Tuesday 24 January 2012

Negeri Sejuta Pesona I

Ketika melihat anak-anak kecil damascus yang sedang belajar mengaji dan "talaqi qiroat" ke syeikh Samir ingatan saya terlempar beberpa tahun ke belakang saya teringat masa-masa kecil yang begitu lugu dan polosnya ketika dimasukan ke pondok pesantren "salafiyah" mengapa di sebut salafiyah ? Karena pondok tersebut masih menggunakan sistem pembelajaran tradisional misal memperlajari kitab kuning (istilah untuk kitab-kitab berbahasa arab gundul yg dicetak dengan kertas berwarna kuning maupun putih) secara "bandongan" dan "sorogan" yang telah diajarkan sejak zaman dahulu oleh pendahulu ulama kita dan biasanya di pesantren model ini hanya mempelajari kitab-kitab kuning saja dari berbagai macam atau cabang keilmuan dalam khazanah islam dimulai dari nahwu, shorof yang merupakan ilmu kunci bagi setiap santri yang ingin mempelajari ilmu keagamaan lebih jauh, diibaratkan keduanya itu ibu bapak dari cabang ilmu lainya yang sebab dari keduanya bisa mendapat atau mengusai cabang ilmu yang lainya semisal ilmu tauhid, ilmu fiqh, ilmu ushul fiqh, ilmu balaghoh (bayan, majaz dll), ilmu tafsir, ilmu hadits dan sebagainya namun sekarang pesantren mulai ber"evolusi" dengan adanya pondok-pondok modern semisal Gontor yang juga mempelajari bahasa Inggris dan pelajaran umum, dan adapula pondok pesantren yang semi modern, yaitu memadukan antara dua metode antara tradisional dan modern. 

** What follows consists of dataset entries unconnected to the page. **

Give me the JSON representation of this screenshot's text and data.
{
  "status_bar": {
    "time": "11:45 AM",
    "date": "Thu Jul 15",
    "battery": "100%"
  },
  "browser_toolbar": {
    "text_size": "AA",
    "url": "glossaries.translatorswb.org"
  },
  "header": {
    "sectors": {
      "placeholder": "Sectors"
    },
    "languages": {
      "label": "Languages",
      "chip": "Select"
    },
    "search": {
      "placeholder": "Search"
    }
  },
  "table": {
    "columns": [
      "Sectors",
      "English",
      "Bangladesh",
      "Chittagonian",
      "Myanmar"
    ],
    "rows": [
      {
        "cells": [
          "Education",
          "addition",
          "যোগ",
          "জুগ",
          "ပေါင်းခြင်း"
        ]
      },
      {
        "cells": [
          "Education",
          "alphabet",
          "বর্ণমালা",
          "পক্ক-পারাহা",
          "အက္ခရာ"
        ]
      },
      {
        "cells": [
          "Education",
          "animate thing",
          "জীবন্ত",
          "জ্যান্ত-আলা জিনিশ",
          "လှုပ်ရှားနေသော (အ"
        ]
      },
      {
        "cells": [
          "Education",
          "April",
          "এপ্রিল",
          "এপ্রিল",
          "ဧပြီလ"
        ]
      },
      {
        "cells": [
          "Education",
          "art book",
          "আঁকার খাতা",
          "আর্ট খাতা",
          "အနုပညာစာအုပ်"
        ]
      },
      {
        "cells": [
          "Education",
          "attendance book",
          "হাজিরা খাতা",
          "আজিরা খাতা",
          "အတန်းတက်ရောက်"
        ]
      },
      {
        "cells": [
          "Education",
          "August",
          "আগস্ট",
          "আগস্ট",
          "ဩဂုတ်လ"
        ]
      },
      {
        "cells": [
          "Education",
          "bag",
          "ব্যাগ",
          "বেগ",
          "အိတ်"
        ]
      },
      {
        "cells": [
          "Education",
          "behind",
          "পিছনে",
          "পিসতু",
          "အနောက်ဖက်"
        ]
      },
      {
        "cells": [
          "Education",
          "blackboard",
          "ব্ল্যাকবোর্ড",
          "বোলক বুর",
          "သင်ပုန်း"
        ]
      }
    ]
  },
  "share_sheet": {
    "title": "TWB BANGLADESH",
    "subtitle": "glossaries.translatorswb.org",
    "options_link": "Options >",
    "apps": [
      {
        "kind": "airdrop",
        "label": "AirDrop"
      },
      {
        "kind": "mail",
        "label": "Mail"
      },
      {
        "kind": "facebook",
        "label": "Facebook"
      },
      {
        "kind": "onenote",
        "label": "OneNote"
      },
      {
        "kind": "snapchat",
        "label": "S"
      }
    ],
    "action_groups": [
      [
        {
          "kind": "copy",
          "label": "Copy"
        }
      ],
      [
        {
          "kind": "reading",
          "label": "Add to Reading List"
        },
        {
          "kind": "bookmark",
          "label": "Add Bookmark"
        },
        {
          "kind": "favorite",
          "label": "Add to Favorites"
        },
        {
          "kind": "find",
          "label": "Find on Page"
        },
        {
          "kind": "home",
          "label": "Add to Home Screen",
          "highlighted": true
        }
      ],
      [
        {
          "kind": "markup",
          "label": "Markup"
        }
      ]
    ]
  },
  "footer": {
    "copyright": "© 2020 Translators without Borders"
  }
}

Selalu ada masa-masa yang tidak bisa dilupakan di pondok dulu, mulai dari sendal yang selalu hilang entah dipakai oleh siapa alias di "ghoshob", ketika ada santri yang datang setelah cuti liburan dan ia "wajib" membawa "adrahi atau IN" (oleh-oleh biasanya berupa makanan) dan langsung di serbu oleh kawan kawan santri yang ngga tahu kenapa perasaannya itu lapar terus hihihihi, mungkin memang begitulah santri yang kurang makan :) melihat santri yang hafal kitab-kitab semisal alfiyah, imriti, nadhom maqsud, dan sebaginya rasanya ingin seperti mereka, rasnya itu "panas" di telinga seakan ia menyindir diriku, "aku saja bisa kok kamu ga bisa!!", santri yang nakal yang suka pacaran secara sembunyi-sembunyi, namun sebaik-baik tupai meloncat pasti jatuh juga :) sebaik-baik menyembunyikan ketahuan juga akhirnya, surat-suratan dengan santriah (alhamdulillah saya belum pernah ^^) main sepak bola memakai sarung, hahaha dan masih banyak moment yang unforgotable lainya :) 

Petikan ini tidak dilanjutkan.